The attachment enables operators to adjust the bucket to a variety of angles (up to 134–180°, depending on the model) regardless of the machine’s position. Eight models are available, from the TT-5, rated for a maximum 4,000-lb. machine weight, to the TT-12, rated for a maximum 75,000-lb. machine weight. To illustrate how the PowerTilt works, Helac compares a backhoe boom and dipper to a human arm, explaining that a PowerTilt gives the bucket the same dexterity as a wrist. The gear-driven design also makes the unit more compact than other similar components.

WDFW, with collaboration from WADNR’s Forest Practices Division, has typed streams on a scale of one to five; one, two, and three are classified as “fish-navigable” while four and five are classified as “non-navigable.” Through WADNR’s road maintenance program, all streams crossing under roads are typed; culverts and bridge sizes correspond to fish-bearing or nonfish-bearing streams. If outdated culverts of any type are inadequate for fish passage, they are reconstructed by designed specifications.

Designed fish passages can be pools where fish rest and/or spawn. Made from logs or wire-mesh baskets, these pools are filled with rock that holds back the water to a depth designed to ease the passage of salmon and other fish species. Stream and road maintenance is always in action keeping fish passages open and preventing road-surface silt from entering streams.

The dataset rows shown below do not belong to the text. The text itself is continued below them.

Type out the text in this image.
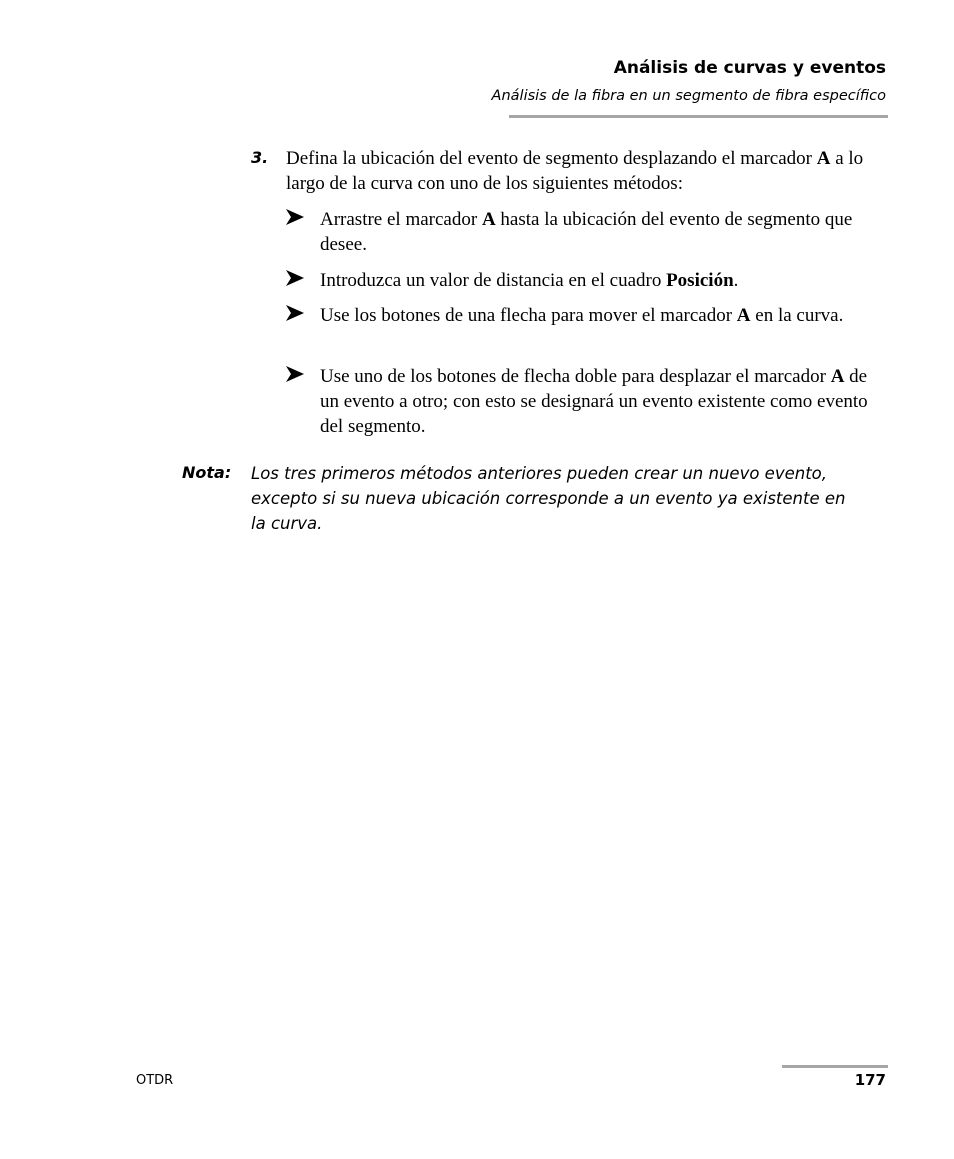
Análisis de curvas y eventos
Análisis de la fibra en un segmento de fibra específico
3. Defina la ubicación del evento de segmento desplazando el marcador A a lo largo de la curva con uno de los siguientes métodos:
Arrastre el marcador A hasta la ubicación del evento de segmento que desee.
Introduzca un valor de distancia en el cuadro Posición.
Use los botones de una flecha para mover el marcador A en la curva.
Use uno de los botones de flecha doble para desplazar el marcador A de un evento a otro; con esto se designará un evento existente como evento del segmento.
Nota: Los tres primeros métodos anteriores pueden crear un nuevo evento, excepto si su nueva ubicación corresponde a un evento ya existente en la curva.
OTDR	177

This is where the department finds the swing attachment most effective: lessening the movement of machines around streams, ditches, and road surfaces, and generating less loose material and silt that could eventually enter the streams.

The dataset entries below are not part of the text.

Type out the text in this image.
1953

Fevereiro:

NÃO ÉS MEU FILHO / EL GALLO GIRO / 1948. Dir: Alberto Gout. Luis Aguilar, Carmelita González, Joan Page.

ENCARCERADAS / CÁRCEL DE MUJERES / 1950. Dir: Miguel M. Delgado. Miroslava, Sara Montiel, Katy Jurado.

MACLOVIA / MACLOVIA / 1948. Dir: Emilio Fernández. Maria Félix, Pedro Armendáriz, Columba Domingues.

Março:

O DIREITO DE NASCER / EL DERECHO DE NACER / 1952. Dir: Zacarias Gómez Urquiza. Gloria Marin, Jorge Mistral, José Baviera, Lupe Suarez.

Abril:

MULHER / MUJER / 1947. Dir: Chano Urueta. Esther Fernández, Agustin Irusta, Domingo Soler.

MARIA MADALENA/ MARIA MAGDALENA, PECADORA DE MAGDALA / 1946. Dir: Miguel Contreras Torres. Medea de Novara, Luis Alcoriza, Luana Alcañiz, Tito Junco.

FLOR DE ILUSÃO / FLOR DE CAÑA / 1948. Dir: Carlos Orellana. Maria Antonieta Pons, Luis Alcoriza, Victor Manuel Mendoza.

Roller credits the PowerTilt with making the job easier. “We’ve found it’s versatile and has increased our production about 25 to 30%. It’s so compact—no outside cylinders or hoses that can get broken.” The department uses the equipment, he says, “to maintain road systems in forest roads, replace culverts, remove slides, remove unstable side-cast material from previously constructed roads, place riprap material around culvert inlets and out-falls and bridge abutments, and [address an] array of road maintenance chores encompassing fish habitat, safety, and liability issues.”

Since the stream project was started a few years ago and streams were restocked, the salmon have made a strong comeback. “Those streams are now being used—they’re now being fished,” says Roller.

Janis Keating is a frequent contributor to Forester Communications publications.